The director of the Alfred Wegener Institute said that the experiment was to understand the role of iron in climate system. He said it was not a geo-engineering option of sequestering carbon dioxide into the waters. The team has started discharging the solution into the water.
The question we would like to ask is: are scientific and legal objections alone to be considered? How inclusive of ecological considerations is our scientific view? Science has been largely viewed as a force unto itself with its sole mandate to find the truth. But when the means involves invasive methods, how benign is it?
Do we really know what 20 tons of iron sulfate across a 300 square kilometer patch in the South Atlantic ocean could mean to marine life? Perhaps the Indian team from National Institute of Oceanography can explain. The explosion of plant life, mainly planktons, that would suck in the carbon dioxide is unquestionably ocean-engineering. Could someone explain how it is not?
Meanwhile, a study on geo-engineering says, ocean fertilization options are “only worthwhile if sustained on a millennial timescale and phosphorus addition probably has greater long-term potential” than either iron or nitrogen”. Can the planet take all those experiments of different groups?

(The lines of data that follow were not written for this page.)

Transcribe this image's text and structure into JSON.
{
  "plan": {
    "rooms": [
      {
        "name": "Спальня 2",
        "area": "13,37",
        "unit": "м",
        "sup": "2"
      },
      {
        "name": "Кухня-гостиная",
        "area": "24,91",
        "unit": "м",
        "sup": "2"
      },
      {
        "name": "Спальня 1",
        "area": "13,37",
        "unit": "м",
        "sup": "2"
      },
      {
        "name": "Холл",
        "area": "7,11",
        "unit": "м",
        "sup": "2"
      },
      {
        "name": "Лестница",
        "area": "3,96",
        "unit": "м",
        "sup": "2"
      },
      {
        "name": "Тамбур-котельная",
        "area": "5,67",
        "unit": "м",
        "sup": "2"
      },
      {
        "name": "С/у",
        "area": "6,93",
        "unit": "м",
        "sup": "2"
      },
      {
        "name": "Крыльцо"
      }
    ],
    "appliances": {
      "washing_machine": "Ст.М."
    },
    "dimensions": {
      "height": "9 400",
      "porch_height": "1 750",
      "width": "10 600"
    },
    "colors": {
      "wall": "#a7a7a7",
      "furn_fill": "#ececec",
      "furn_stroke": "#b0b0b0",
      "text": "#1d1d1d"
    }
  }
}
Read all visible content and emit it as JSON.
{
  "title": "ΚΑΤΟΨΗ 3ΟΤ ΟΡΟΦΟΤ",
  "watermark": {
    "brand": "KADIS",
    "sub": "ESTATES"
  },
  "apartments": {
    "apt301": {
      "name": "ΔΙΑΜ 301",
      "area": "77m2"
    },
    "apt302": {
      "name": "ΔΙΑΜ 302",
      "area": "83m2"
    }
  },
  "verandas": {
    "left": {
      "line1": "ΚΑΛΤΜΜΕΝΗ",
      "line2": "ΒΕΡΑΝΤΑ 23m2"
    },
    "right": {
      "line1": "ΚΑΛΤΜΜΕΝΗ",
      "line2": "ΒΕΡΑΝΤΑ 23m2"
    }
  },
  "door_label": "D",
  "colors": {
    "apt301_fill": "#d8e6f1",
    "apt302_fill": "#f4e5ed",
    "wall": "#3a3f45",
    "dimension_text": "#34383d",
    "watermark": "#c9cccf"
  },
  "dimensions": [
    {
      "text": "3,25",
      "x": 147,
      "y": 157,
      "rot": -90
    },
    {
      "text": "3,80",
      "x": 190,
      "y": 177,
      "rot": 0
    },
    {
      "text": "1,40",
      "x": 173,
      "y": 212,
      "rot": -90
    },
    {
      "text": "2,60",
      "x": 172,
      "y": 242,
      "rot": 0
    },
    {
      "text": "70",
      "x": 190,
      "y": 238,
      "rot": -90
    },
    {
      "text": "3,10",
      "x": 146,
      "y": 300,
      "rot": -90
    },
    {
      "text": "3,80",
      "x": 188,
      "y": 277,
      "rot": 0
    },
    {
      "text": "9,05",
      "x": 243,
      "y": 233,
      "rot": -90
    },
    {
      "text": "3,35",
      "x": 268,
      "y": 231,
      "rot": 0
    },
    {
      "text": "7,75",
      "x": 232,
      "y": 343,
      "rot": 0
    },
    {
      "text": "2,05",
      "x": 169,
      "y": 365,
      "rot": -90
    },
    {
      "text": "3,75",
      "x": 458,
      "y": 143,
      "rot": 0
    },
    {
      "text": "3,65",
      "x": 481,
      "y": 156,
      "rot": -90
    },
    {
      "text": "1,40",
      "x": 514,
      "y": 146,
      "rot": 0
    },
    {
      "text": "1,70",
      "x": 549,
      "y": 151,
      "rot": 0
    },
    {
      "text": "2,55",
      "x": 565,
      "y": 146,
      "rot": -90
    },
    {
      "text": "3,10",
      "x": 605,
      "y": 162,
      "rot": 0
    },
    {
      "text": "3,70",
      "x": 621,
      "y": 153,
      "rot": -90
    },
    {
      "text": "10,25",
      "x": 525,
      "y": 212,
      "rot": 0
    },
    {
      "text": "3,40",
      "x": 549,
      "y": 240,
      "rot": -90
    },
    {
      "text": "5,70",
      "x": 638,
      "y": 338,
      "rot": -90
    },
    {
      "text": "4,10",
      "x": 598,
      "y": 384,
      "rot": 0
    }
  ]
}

The study looks at ideas like sun shades in the sky, aerosol spraying, etc and concludes that if present trends continue, by 2050, only stratospheric aerosol injections or sunshades in space have the potential to cool the climate back toward its pre-industrial state.
Costs will be high and it is best to avoid adding to the problem instead of looking at ways to doctor ecosphere. Unless we mend our ways drsatically, we will need to do some altering our environment.
What are your views? Is that a better idea? Instead of giving up on those 'dreams of a luxurious life, is it better to change the planet?